Circuitos_1

We will present several ways to use buttons as inputs for a circuit.
The state of a button is the most basic form of binary logic it is open or closed, however when assembling a circuit you have to keep in mind that we should always have an expected value in the circuit. For this reason it is necessary to use pull-up or pull-down resistors.

Pull-up resistors are resistors used in logic circuits that ensure that there is a known value at any time in a circuit. A logic circuit can have three logic states: high, low and floating (or high impedance). The latter state occurs when a pin is not drawn to a high or low level, and is left in a float state. A good example of this is an input pin from a microcontroller that is not connected. This causes unpredictable results and to overcome this situation, pull-up resistors are used. These resistors are identical to the others being used for this specific purpose. A typical value of pull-up resistance is 10k ohms, but may vary according to the circuit or purpose.
As opposed to the resistors of pull-up there are those of pull-down which pull instead of pulling the state of a circuit to the positive reference voltage (eg: 5V) pull to the negative voltage (ex: GND).

The correct value of resistance is limited by two factors. The power dissipation and the voltage. If the value is too low, a high current will pass through the resistor spending energy and producing heat unnecessarily. The second factor is the pin voltage when the pull-up goes into action. If the value is too high combined with a leakage current from the input pin, the input voltage may be insufficient when the circuit is open.
As a rule, the resistance value should be 10 times less than the input pin impedance value. In circuits operating at 5V voltages a pull-up value is usually between 1k and 10k ohms.

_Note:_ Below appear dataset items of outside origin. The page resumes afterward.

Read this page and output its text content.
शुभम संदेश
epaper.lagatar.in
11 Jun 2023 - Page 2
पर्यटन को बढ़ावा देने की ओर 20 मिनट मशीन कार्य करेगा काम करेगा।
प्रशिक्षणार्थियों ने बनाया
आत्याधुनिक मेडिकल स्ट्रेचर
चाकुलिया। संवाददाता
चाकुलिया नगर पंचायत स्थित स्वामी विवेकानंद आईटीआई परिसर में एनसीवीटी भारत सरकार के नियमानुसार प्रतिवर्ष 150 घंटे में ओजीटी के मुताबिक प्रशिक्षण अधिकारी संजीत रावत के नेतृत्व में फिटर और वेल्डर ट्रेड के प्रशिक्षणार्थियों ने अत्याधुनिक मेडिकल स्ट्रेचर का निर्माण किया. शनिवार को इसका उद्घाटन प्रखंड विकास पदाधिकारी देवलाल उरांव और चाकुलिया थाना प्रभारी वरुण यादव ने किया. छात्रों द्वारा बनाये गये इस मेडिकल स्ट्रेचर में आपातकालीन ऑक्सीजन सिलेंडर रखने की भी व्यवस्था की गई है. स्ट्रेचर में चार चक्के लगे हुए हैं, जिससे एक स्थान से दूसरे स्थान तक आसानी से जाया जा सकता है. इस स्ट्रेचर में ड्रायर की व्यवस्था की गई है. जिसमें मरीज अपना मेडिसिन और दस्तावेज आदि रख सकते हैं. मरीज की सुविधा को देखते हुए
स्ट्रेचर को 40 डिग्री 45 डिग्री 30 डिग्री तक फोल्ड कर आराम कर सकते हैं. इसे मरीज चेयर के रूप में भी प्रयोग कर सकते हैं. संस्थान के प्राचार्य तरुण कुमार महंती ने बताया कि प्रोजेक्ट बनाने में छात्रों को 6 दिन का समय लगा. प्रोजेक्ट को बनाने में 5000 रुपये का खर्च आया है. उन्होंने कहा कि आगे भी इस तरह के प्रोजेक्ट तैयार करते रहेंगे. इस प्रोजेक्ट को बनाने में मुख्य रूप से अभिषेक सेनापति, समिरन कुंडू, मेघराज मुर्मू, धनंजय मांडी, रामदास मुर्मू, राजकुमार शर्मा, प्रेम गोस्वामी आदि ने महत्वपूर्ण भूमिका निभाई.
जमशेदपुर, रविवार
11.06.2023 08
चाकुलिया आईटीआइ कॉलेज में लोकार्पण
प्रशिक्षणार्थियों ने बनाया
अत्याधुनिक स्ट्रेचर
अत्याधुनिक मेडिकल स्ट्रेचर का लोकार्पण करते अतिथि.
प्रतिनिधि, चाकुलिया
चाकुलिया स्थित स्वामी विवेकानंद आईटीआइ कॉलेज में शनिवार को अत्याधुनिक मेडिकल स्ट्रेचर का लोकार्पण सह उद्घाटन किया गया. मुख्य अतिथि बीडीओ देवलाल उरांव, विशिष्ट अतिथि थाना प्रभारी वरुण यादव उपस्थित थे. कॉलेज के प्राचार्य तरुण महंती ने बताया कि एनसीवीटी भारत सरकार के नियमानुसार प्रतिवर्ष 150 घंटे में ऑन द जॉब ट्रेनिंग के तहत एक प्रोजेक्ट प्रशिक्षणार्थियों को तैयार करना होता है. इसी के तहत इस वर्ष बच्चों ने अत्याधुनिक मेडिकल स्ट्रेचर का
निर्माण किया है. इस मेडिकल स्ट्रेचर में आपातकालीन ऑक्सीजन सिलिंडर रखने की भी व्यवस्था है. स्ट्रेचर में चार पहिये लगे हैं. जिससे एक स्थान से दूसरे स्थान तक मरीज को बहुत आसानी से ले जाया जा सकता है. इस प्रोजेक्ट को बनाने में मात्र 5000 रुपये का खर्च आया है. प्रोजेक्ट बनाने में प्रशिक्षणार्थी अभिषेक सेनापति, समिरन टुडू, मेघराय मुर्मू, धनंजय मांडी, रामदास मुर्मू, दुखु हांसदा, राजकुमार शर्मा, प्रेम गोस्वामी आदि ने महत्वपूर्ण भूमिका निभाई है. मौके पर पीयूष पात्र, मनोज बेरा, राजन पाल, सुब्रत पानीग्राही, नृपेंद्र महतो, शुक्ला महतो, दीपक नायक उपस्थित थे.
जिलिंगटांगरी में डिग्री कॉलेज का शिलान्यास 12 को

The third circuit features a way of reading multiple buttons from an analog input pin. The principle used is that of the voltage division used by the resistors. Each button is associated with a different number of resistors and then a different voltage.

Schematic

Circuitos_3_Schematics

Notice:
The circuits only show the part of the buttons. The connection to the microcontroller is set to sketch.
The circuit for the CSEduino can be checked in the page. An Arduino can also be used.

Bill of materials (BOM)

  • 10x SPST (Switch)
  • 9x 1K Ohms Resistors (R3-R11)
  • 2x 10K Ohms Resistors (R1-R2)

Code

The used Sketch was as follows:

/* 

  Pinos usados:
  A0 - Pino analógico
  D2 - Botão Pull-up
  D3 - Botão Pull-Down

*/

const int buttonsPin = A0;
const int puPin = 2;
const int pdPin = 3;

#define btn1      1
#define btn2      2
#define btn3      3
#define btn4      4
#define btn5      5
#define btn6      6
#define btn7      7
#define btn8      8
#define btnNONE   0

int readButtons() {               // read the buttons
  int r = btnNONE;
  int adc_key_in = analogRead(buttonsPin);
// if (adc_key_in!=0)
// Serial.println(adc_key_in);

  if (adc_key_in > 560)  r = btn8;
  if (adc_key_in > 590)  r = btn7;  
  if (adc_key_in > 630)  r = btn6;  
  if (adc_key_in > 675)  r = btn5;  
  if (adc_key_in > 725)  r = btn4;  
  if (adc_key_in > 780)  r = btn3; 
  if (adc_key_in > 850)  r = btn2; 
  if (adc_key_in > 925)  r = btn1;
  //... 
  return r;                // when all others fail, return this.
}

void setup() {
  pinMode(puPin, INPUT);
  pinMode(pdPin, INPUT);
  pinMode(buttonsPin, INPUT);
  Serial.begin(9600);
}

void loop() {
  int button = readButtons();
  Serial.print("B1: ");
  Serial.print(digitalRead(puPin));
  Serial.print(", B2: ");
  Serial.print(digitalRead(pdPin));
  Serial.print(", BM: ");
  Serial.println(button);
}

The buttons are coded in intervals. The readButtons function returns the value of the read button or btnNONE if none is pressed.